I have been involved in many folk bands and similar musical and recording projects over the years.

These pages give me an opportunity to showcase some of those and the people I've met through them.


Born in Hampshire in 1951, I am very proud to be a 'Hampshire Hog' – a name given to those born and bred in Hampshire, England.

It is not known when the Hampshire hog was first associated with Hampshire, but by 1790 the term had found its way into the dictionary. Francis Grose in "A provincial glossary" defined the Hampshire hog as a "jocular appellation for a Hampshire man; Hampshire being famous for a fine breed of hogs, and the excellency of the bacon made there."

(I believe that the 'hog', contrary to the strongly held popular belief, could have nothing to do with pigs but is a corruption of 'hogget' the name given to a yearling sheep. The rolling Hampshire Downs were and still are grazed by vast numbers of sheep and the Hampshire Downs breed is famous the world over. Weyhill Fair [as mentioned in Hardy's The Mayor of Casterbridge] was for many hundreds of years the largest sheep fair in England).

Where I live in the beautiful Itchen Valley is just a few miles from where I was born and within a dozen or so miles radius of where both sides of my family have lived for many, many generations.
I am proud to be treading familiar ground in the footsteps of my forebears.

I have worked in the printing trade since 1967 when I was apprenticed as a compositor for five years, (typesetting by hand) to a jobbing printer back in the days of hot metal.

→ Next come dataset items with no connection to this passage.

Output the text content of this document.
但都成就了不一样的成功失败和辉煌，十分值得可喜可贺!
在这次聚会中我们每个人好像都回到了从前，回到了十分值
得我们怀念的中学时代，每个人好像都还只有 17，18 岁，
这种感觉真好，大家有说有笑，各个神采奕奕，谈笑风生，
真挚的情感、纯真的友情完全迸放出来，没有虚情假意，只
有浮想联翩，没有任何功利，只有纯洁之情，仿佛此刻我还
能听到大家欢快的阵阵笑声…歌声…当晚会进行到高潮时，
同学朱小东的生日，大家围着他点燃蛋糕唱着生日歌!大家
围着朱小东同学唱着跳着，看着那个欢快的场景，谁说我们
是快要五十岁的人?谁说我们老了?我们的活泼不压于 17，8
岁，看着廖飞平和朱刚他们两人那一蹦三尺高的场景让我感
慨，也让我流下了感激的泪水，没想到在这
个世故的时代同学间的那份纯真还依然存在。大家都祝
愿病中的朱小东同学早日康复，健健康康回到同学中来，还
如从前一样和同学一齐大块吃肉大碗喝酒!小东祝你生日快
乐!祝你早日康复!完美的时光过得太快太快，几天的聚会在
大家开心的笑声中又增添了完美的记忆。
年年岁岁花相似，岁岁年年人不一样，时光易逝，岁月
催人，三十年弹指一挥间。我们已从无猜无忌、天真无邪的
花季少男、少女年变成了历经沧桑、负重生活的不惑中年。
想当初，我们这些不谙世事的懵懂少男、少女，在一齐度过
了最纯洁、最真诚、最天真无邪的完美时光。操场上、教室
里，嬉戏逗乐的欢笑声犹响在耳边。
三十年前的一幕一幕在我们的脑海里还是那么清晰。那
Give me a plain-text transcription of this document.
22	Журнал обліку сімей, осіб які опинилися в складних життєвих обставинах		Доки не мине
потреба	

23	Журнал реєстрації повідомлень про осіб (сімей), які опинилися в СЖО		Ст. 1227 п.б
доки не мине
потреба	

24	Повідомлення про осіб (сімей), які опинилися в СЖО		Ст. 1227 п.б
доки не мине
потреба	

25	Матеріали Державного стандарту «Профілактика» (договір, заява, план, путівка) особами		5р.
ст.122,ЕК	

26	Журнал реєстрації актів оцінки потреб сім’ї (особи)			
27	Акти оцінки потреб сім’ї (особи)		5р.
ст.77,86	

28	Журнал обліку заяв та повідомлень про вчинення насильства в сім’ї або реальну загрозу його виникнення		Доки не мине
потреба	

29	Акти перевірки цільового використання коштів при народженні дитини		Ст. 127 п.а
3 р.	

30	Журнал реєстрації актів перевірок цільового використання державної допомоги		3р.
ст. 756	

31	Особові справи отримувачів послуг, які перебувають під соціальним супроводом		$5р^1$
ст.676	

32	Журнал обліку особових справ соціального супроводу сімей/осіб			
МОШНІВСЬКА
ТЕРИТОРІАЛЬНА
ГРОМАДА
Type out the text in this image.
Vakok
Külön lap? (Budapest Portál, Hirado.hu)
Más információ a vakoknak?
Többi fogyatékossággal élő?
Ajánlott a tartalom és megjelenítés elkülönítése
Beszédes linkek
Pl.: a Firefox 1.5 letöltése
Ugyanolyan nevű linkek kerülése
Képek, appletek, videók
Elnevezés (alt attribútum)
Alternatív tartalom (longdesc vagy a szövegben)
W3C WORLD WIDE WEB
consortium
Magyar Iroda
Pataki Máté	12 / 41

Nowadays, of course, the work is all done on computer.

I have always had an interest in and love of music, probably because the wireless was always on in our house. The popular artistes of the day when I was a boy, such as Lonnie Donegan, Frankie Laine, The Everly Brothers and Elvis sat easily alongside the folksongs of Robin Hall and Jimmie MaGregor and the Clancy brothers. There was also Uncle Mac's Childrens Favourites on the wireless each Saturday morning. Here I heard Woody Guthrie and Burl Ives, international music, Skiffle hits and early country songs as well as the songs from early 'Pop' charts.

When we got a television in the late fifties, I enjoyed watching The White Heather Club and listening to the closing song on the nightly Tonight programme, which was usually performed by Robin Hall and Jimmie MacGregor who sang British folk songs, Cy Grant who sang 'topical' Calypsos or Lance Percival who would also compose and perform Calypsos based on topical stories. The Tonight programme, being a current affairs show, regularly showcased musicians as diverse as Bob Dylan and Ivor Cutler!

My father's musical tastes ranged from military bands to Mantovani and the house was rarely silent. In the late 1950s and early 1960s we used to gather on Boxing Day at my Aunt's where 'Uncle' Hal would play popular songs on the upright piano in the front room.

Thanks to this exposure and varied musical education I am interested in all genres of music, particularly traditional music and song, folk, country and old timey.